The series has never been unimpeachable, of course. In particular, the highly stylized title sequence, reminiscent of “True
Detective,” always seemed salaciously ill-suited to the documentary project. The revelations that have followed the finale, however, raise questions about the truth content of “The Jinx” that run deeper than the usual haggling over narrative license—which is, after all, an element of even the most the most unassailable reporting, from choosing what stories to tell and what questions to ask to
sculpting an intelligible final product from a nest of stray facts. At this point, it is clear that Jarecki’s role in capturing the stunning audio that concluded “The Jinx” will rightly be submitted to further reporting and criticism.
From the outset, “The Jinx” made clear that its central concern was not only Durst’s guilt or innocence, but also the ways in which even “hard” evidence can be turned to multiple, mutually exclusive ends, a potent reminder that our judicial system asks jurors to choose between two competing narratives, rather than evaluate “proof.” In a sense, then, Aurthur’s discomfiting notion that “The Jinx” was “messed with” further underlines the series’ engagement with the “true” in “true crime.” Long before we saw Durst’s burping, blinking response to the similarities between his letter to Berman and “the cadaver note,” long before he was arrested in New Orleans on murder charges on the eve of the finale, “The Jinx” tapped into the culture’s renewed fascination with the genre by foregrounding, perhaps misleadingly, the uncertain elements of Durst’s tale. (As the Los Angeles Times reports, the Los Angeles Police Department denies any connection between the airing of the finale and the timing of Durst’s arrest.)
Both “Serial” and “The Jinx” thus transformed a type of storytelling familiar from pulpier venues (cheap paperbacks, “Dateline,” and “48 Hours,” to name but three) into ostensibly “highbrow” obsessions by nodding at the work of constructing a taut narrative from the unstable truths the real world tends to offer. That “Serial,” told in the vernacular of journalism, disappointed listeners with its open-ended conclusion, while “The Jinx,” which increasingly seems to fall short of the whole truth, set the Internet alight with its extraordinary finale, begins to suggest the central dilemma of the nonfiction project: the facts are often at war with the narrative impulse.

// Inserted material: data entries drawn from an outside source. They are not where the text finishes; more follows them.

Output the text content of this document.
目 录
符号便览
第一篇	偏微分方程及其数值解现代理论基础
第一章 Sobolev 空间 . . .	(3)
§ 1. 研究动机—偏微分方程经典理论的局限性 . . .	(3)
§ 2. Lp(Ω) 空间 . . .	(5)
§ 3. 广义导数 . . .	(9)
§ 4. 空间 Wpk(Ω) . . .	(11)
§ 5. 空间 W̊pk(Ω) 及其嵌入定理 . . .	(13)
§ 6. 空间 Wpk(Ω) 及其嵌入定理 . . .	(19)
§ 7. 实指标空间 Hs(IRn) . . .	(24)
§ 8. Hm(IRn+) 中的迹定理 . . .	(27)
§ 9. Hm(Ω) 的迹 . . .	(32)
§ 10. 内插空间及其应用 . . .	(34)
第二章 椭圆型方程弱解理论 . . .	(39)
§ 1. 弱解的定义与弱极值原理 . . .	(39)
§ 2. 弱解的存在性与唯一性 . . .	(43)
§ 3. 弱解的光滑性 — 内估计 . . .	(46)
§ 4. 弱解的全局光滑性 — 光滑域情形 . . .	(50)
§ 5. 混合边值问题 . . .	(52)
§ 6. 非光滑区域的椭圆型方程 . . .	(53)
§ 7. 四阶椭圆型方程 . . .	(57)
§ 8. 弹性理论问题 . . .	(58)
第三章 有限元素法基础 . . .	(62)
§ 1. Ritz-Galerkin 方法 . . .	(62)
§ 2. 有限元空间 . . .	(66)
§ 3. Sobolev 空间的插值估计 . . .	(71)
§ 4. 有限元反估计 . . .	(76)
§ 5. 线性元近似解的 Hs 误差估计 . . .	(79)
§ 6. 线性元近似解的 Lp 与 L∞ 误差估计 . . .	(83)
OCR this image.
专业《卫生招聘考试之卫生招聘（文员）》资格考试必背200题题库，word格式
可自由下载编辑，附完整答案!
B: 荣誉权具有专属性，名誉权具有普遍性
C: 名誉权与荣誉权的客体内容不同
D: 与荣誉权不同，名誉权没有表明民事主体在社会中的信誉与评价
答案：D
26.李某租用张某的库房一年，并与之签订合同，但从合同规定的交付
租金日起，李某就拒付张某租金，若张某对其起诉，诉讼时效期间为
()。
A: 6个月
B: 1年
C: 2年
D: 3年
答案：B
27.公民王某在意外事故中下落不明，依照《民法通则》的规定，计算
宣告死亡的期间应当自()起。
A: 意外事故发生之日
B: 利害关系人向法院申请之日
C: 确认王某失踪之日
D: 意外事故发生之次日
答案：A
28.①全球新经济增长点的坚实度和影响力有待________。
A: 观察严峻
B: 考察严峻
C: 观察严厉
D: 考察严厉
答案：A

Though many observers have already begun to deconstruct the “confession” captured by Durst’s hot mic, as he retreated to the bathroom following the second interview, the man suspected of three gruesome crimes has eluded justice before—not with disguises and daring escapes, but by using the nature of our courts to his advantage. For the families and friends of the deceased, the finale remains in the future. What we’re left with is not the desired ending, but rather a six-part testament to the power of “true crime,” which resides in its troubling mash-up of the conventions of fiction with the veneer of the real.
“There it is,” Durst says, finally. “You’re caught. You’re right, of course. But, you can’t imagine. Arrest him. I don’t know what’s in the house. Oh, I want this. What a disaster. He was right. I was wrong. And the burping. I’m having difficulty with the question. What the hell did I do? Killed them all, of course.”
These words, pockmarked with reasonable doubt, may not result in a conviction, if they’re even ruled admissible in a court of law. Though it made a case of sorts, “The Jinx” was not a trial. It was, rather, television that identified, and possibly abused, a craving for the unexpected—for the “true” in “true crime”—in an age of canned answers, spoiler alerts, and predictable endings. The problem with “The Jinx” is that it played on our deep-seated desire for the electric flicker of live viewing, even though it was, as we knew all along, pre-recorded, edited tape.